Assessment of reproducibility of both the device and method was performed using the intraclass correlation coefficient (ICC) to analyse the correlation between the results of the continuous variable (Hb concentration), assuming that values above 0·70 indicate good correlation(Reference Streiner, Norman and Cairney30). For the variable in its categorical form (anaemia yes/no), κ coefficient and prevalence-adjusted bias-adjusted κ (PABAK)(Reference Byrt, Bishop and Carlin31) were used, since the κ coefficient is influenced both by the event prevalence and the measurement bias. The agreement values for κ and PABAK were interpreted by the classification proposed by Byrt(Reference Byrt32): −1·00 to 0·00: no agreement; 0·01 to 0·20: poor; 0·21 to 0·40: superficial; 0·41 to 0·60: fair; 0·61 to 0·80: good; 0·81 to 0·92: very good; and 0·93 to 1·00: excellent.
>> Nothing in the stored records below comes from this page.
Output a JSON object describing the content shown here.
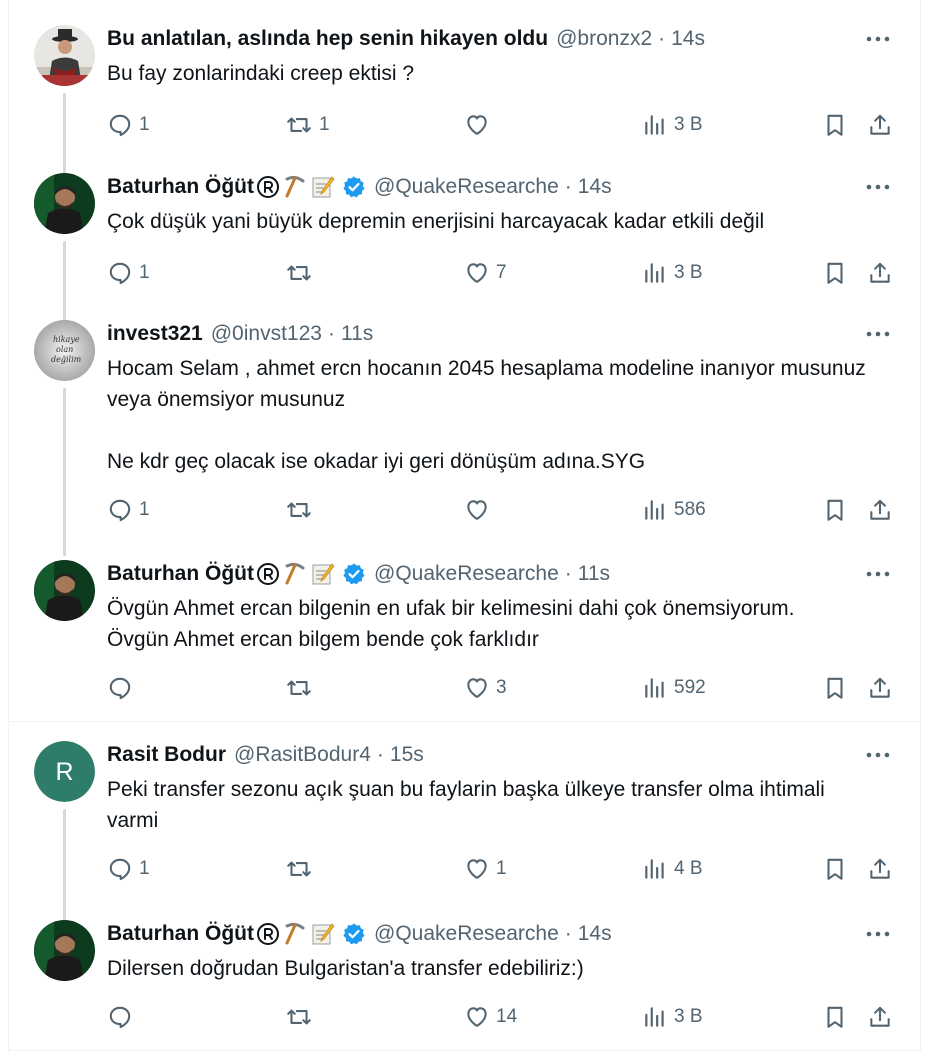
{
  "tweets": [
    {
      "name": "Bu anlatılan, aslında hep senin hikayen oldu",
      "handle": "@bronzx2",
      "time": "14s",
      "text": "Bu fay zonlarindaki creep ektisi ?",
      "verified": false,
      "emojis": [],
      "avatar": "photo-person-hat",
      "counts": {
        "reply": "1",
        "retweet": "1",
        "like": "",
        "views": "3 B"
      }
    },
    {
      "name": "Baturhan Öğüt",
      "handle": "@QuakeResearche",
      "time": "14s",
      "text": "Çok düşük yani büyük depremin enerjisini harcayacak kadar etkili değil",
      "verified": true,
      "emojis": [
        "registered-sign-icon",
        "pick-icon",
        "memo-icon"
      ],
      "avatar": "photo-man-dark",
      "counts": {
        "reply": "1",
        "retweet": "",
        "like": "7",
        "views": "3 B"
      }
    },
    {
      "name": "invest321",
      "handle": "@0invst123",
      "time": "11s",
      "text": "Hocam Selam , ahmet ercn hocanın 2045 hesaplama modeline inanıyor musunuz veya önemsiyor musunuz\n\nNe kdr geç olacak ise okadar iyi geri dönüşüm adına.SYG",
      "verified": false,
      "emojis": [],
      "avatar": "photo-handwriting",
      "avatar_text": [
        "hikaye",
        "olan",
        "değilim"
      ],
      "counts": {
        "reply": "1",
        "retweet": "",
        "like": "",
        "views": "586"
      }
    },
    {
      "name": "Baturhan Öğüt",
      "handle": "@QuakeResearche",
      "time": "11s",
      "text": "Övgün Ahmet ercan bilgenin en ufak bir kelimesini dahi çok önemsiyorum.\nÖvgün Ahmet ercan bilgem bende çok farklıdır",
      "verified": true,
      "emojis": [
        "registered-sign-icon",
        "pick-icon",
        "memo-icon"
      ],
      "avatar": "photo-man-dark",
      "counts": {
        "reply": "",
        "retweet": "",
        "like": "3",
        "views": "592"
      }
    },
    {
      "name": "Rasit Bodur",
      "handle": "@RasitBodur4",
      "time": "15s",
      "text": "Peki transfer sezonu açık şuan bu faylarin başka ülkeye transfer olma ihtimali varmi",
      "verified": false,
      "emojis": [],
      "avatar": "letter",
      "avatar_letter": "R",
      "avatar_color": "#2e7d6b",
      "counts": {
        "reply": "1",
        "retweet": "",
        "like": "1",
        "views": "4 B"
      }
    },
    {
      "name": "Baturhan Öğüt",
      "handle": "@QuakeResearche",
      "time": "14s",
      "text": "Dilersen doğrudan Bulgaristan'a transfer edebiliriz:)",
      "verified": true,
      "emojis": [
        "registered-sign-icon",
        "pick-icon",
        "memo-icon"
      ],
      "avatar": "photo-man-dark",
      "counts": {
        "reply": "",
        "retweet": "",
        "like": "14",
        "views": "3 B"
      }
    }
  ],
  "colors": {
    "text": "#0f1419",
    "secondary": "#536471",
    "verified": "#1d9bf0",
    "line": "#cfd9de",
    "divider": "#eff3f4"
  }
}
Portable haemoglobinometer reliability assessment

Assessment of the test method accuracy was carried out by comparing the mean Hb values and anaemia prevalence obtained from HemoCue® with those results obtained from the standard method. Comparisons between mean Hb values were conducted by paired Student's t test and comparisons between prevalence ratios were conducted using the McNemar χ2 test, adopting a 0·05 significance level. The agreement between Hb values obtained by the standard and test methods was examined using Bland–Altman analyses.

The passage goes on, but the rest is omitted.